The following article was written by Mike Bullmore and was given to me at a conference that I attended where Mike was speaking. To hear more from Mike Bullmore, please check out the interview I had with him on the Am I Called Podcast.
A local church is healthy to the degree that: 1) its pastor-teachers are able–accurately, effectively and broadly–to bring the gospel to bear specifically into the real lives of the people; and 2) its people have a deep personal understanding of and deep personal appreciation for the gospel so as to be able to live in the good of the gospel daily. I call this the functional centrality of the gospel.
Critical to achieving this aim is making clear the connections between the gospel and its doctrinal implications and between the gospel and its behavioral implications. We could call these connections “gospel truths” and “gospel conduct” respectively.
Imagine three concentric circles. In the center is the gospel itself, perhaps best represented by the words of I Corinthians 15:3—“Christ died for our sins.” This simple phrase speaks of the reality of our sin, the necessity of divine punishment, and the wonderful provision of salvation from divine wrath by God in Christ. Paul speaks of this “good news” as the matter of “first importance” and we know well of the priority given to this message in his preaching and writing (cf. I Corinthians 2:1-4).

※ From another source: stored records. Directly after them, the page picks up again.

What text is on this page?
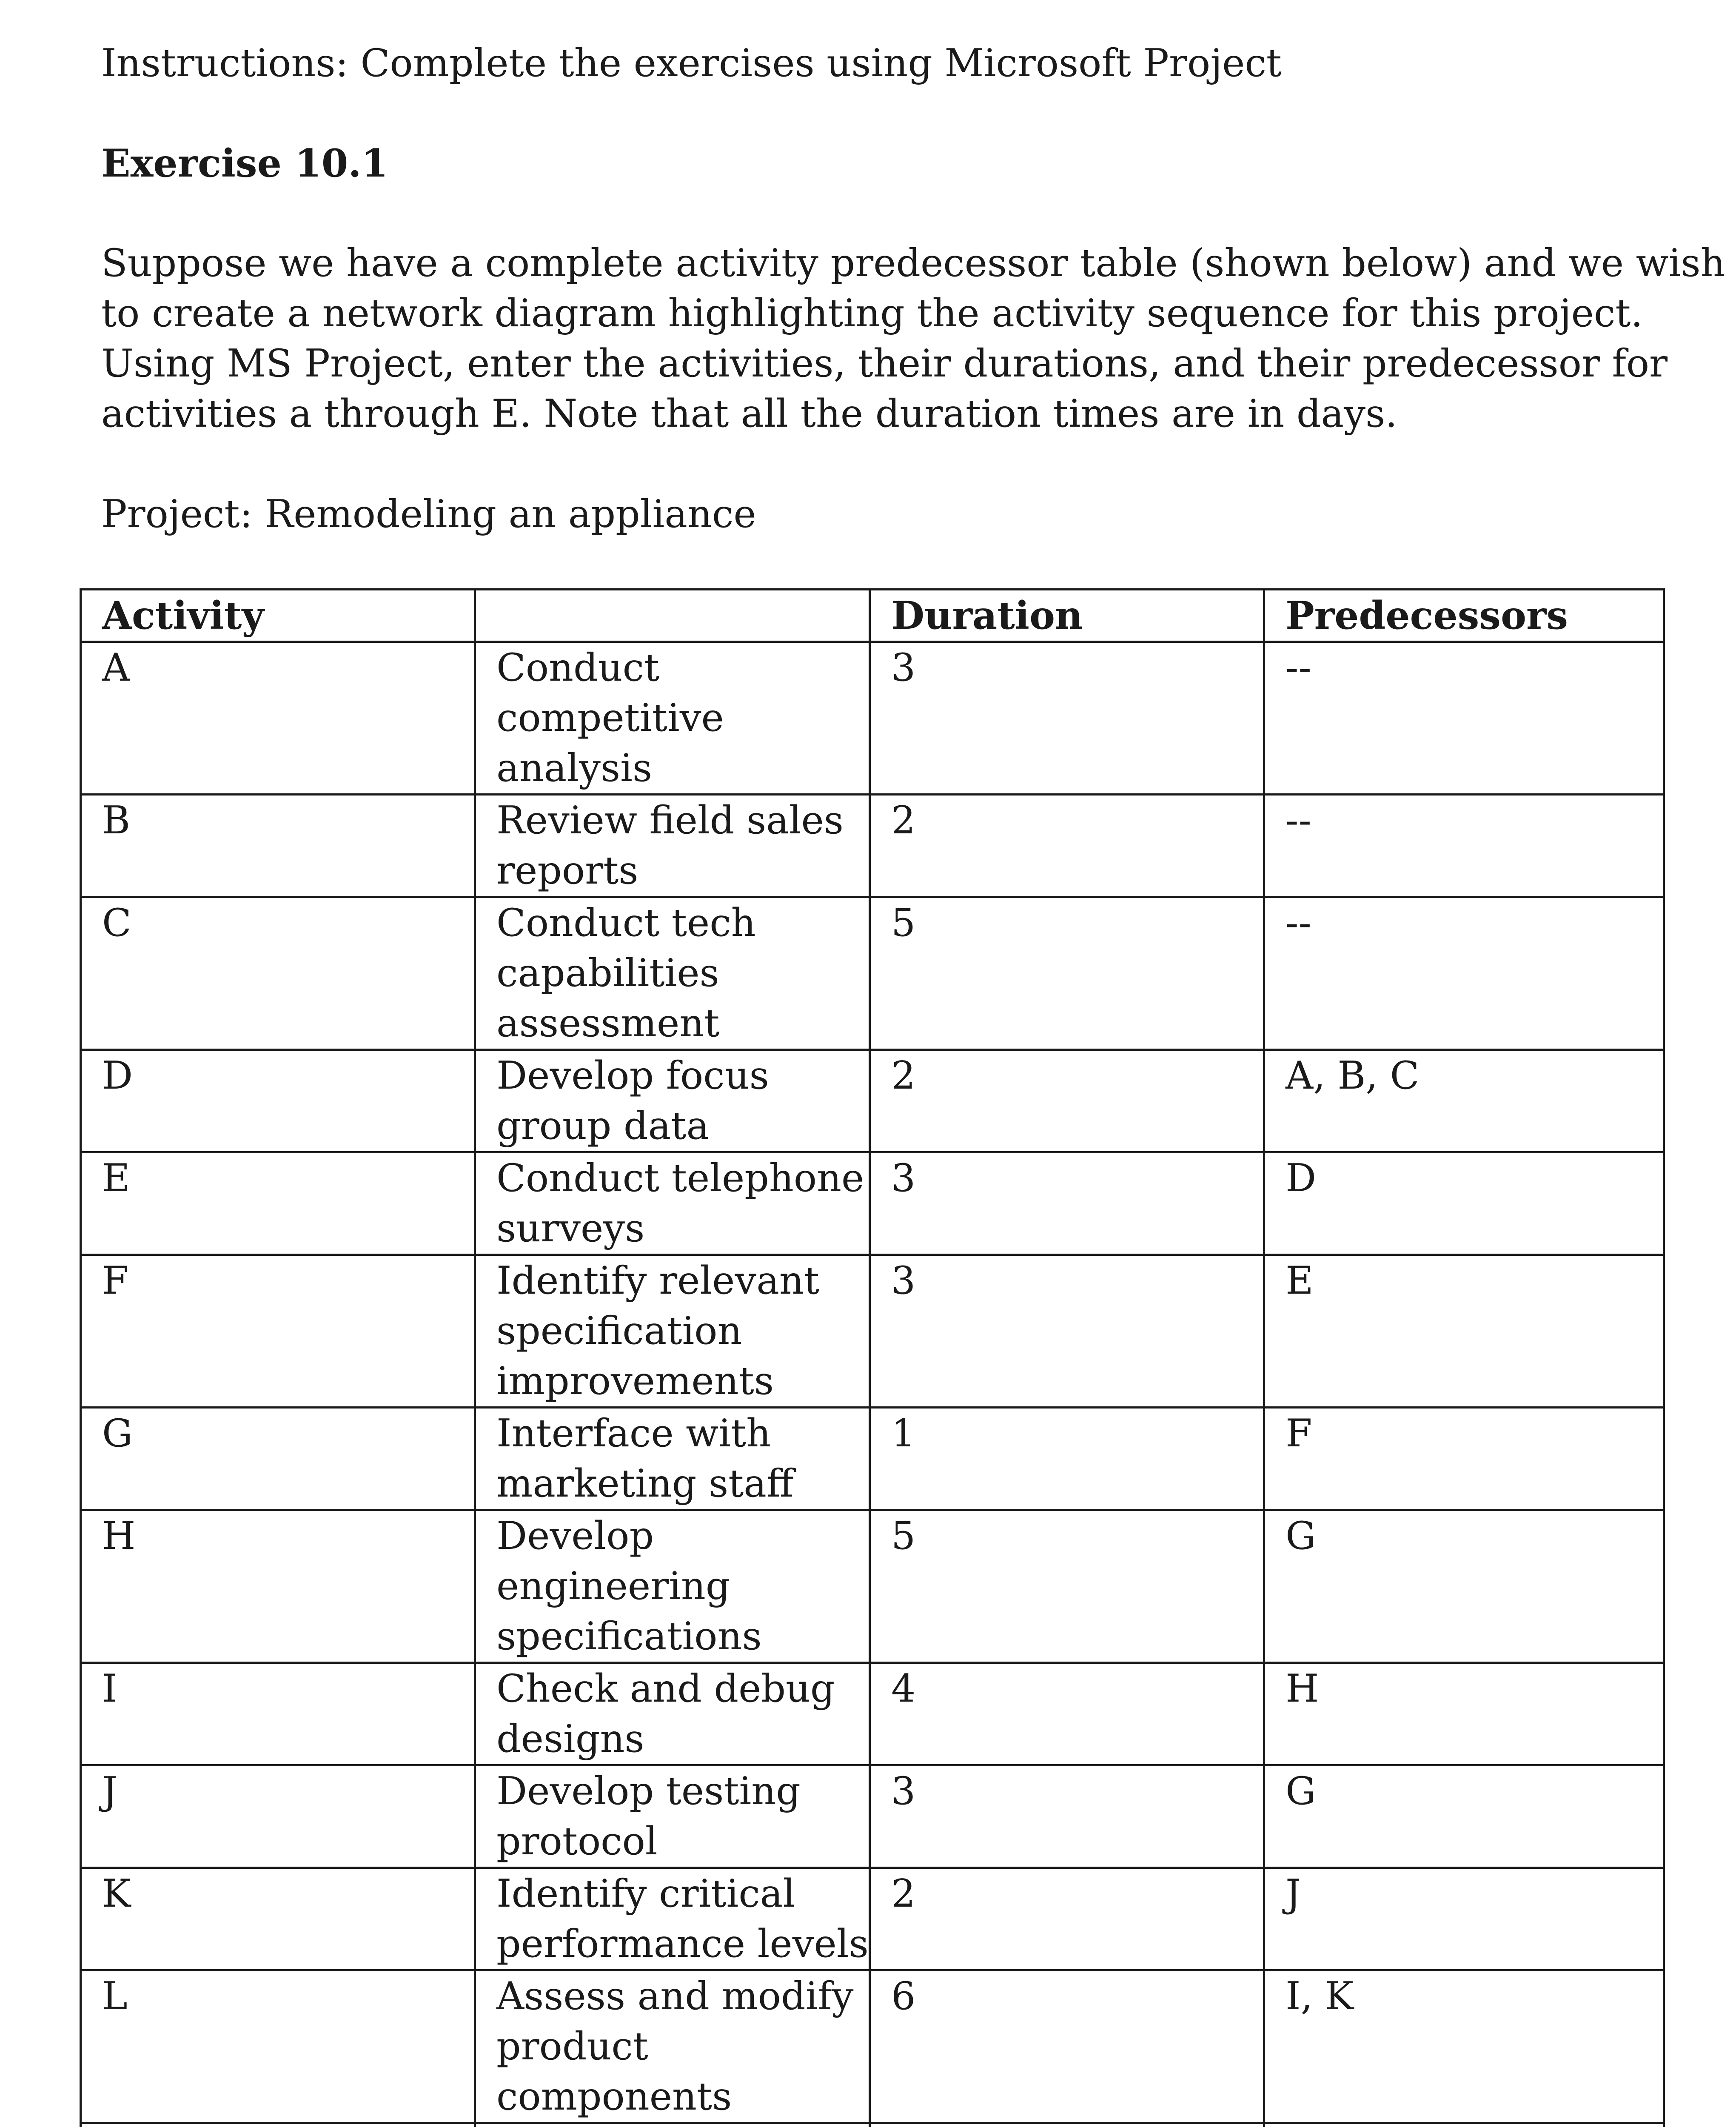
Instructions: Complete the exercises using Microsoft Project

Exercise 10.1

Suppose we have a complete activity predecessor table (shown below) and we wish
to create a network diagram highlighting the activity sequence for this project.
Using MS Project, enter the activities, their durations, and their predecessor for
activities a through E. Note that all the duration times are in days.

Project: Remodeling an appliance

Activity		Duration	Predecessors
A	Conduct
competitive
analysis	3	--
B	Review field sales
reports	2	--
C	Conduct tech
capabilities
assessment	5	--
D	Develop focus
group data	2	A, B, C
E	Conduct telephone
surveys	3	D
F	Identify relevant
specification
improvements	3	E
G	Interface with
marketing staff	1	F
H	Develop
engineering
specifications	5	G
I	Check and debug
designs	4	H
J	Develop testing
protocol	3	G
K	Identify critical
performance levels	2	J
L	Assess and modify
product
components	6	I, K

Hence, its centrality. But in order for it to have a functional centrality it must be connected to areas where people live their lives.
Which introduces the second circle, Gospel Truths. These are specific, concrete doctrinal implications of the gospel, or, as Paul puts it, “doctrine that conforms to (i.e., takes its shape from) the glorious gospel” (I Timothy 1:10-11). These gospel truths bring the gospel to bear on areas of lived experience, particularly in the mind. They are useful in the renewing of the mind so that our thinking is more and more shaped by the truth of the gospel.
As we might expect, the book of Romans is particularly rich in these gospel truths. Let me give three examples. In Romans 5:1 Paul states, “Therefore, since we have been justified through faith, we have peace with God through our Lord Jesus Christ.” Notice the logic of the verse. Something follows from the essential truth of the gospel. Our having peace with God is not the gospel itself but it is a powerful implication of the gospel—a “gospel truth”—and it will go a long way in renewing the thinking of a person who understands this truth so that their thinking conforms to the glorious gospel.
In Romans 8:1 we read, “Therefore, there is now no condemnation for those who are in Christ Jesus.” Again, notice the argument. Paul is not here presenting the gospel itself but something that is true “now” (i.e., because of the gospel). But the implication is stunning and when fully comprehended by a believer it will revolutionize their mental world and the Gospel will function powerfully for them.
Romans 8:32 is a favorite. “He who did not spare his own Son, but gave him up for us all—how will he not also, along with him, graciously give us all things.” Notice those words “also” and “along with him.” They speak of something that grows out of the gospel. When people see the connection between the truth of the gospel itself (“He did not spare his own Son but gave him up for us all”) and this gospel truth, this wonderful promise of God’s gracious provision of all that we need for our sanctification (cf. vv. 28-29) the gospel will function for the strengthening of their daily trust in God’s provision.
There is, beyond this shaping of our thinking by these doctrinal implications of the gospel, another level of connections that link the gospel to our conduct. In Galatians 2:14 Paul rebukes Peter for conduct that was “not in line with the truth of the Gospel” and in Philippians 1:27 he urges believers to “conduct yourselves in a manner worthy of the gospel.” In other words, one of the ways the gospel must function is by specifically informing behavior and we should read our Bibles with a special eye to detecting the connections it sets forth between the Gospel and our behavior. So, for example, when Paul appeals to the Corinthians to “flee from sexual immorality” he explicitly bases his appeal on the gospel—“you are not your own; you were bought at a price. Therefore honor God with your body” (I Corinthians 6:18-20). When he urges forgiveness he explicitly references the gospel as both motivation and model (Ephesians 4:32). When he tells husbands to love their wives he does so by linking his exhortation directly to the gospel (Ephesians 5:25). When he calls the Corinthians to an ongoing generosity he explicitly reminds them of God’s generosity in the gospel (II Corinthians 8:7,9; 9:12-13, 15). Many more examples could be given. Ultimately, all Christian behavior should flow out of the gospel so, while working hard to avoid triteness, connections should be made to every area of life.
One of the greatest challenges, yet, I’m convinced, one of the most important tasks of the Pastor-Teacher is to clearly show these connections so that people can specifically and intelligently bring the gospel to bear on both their thinking and their conduct. Thus does the gospel become functionally central to the individual Christian and to the local church.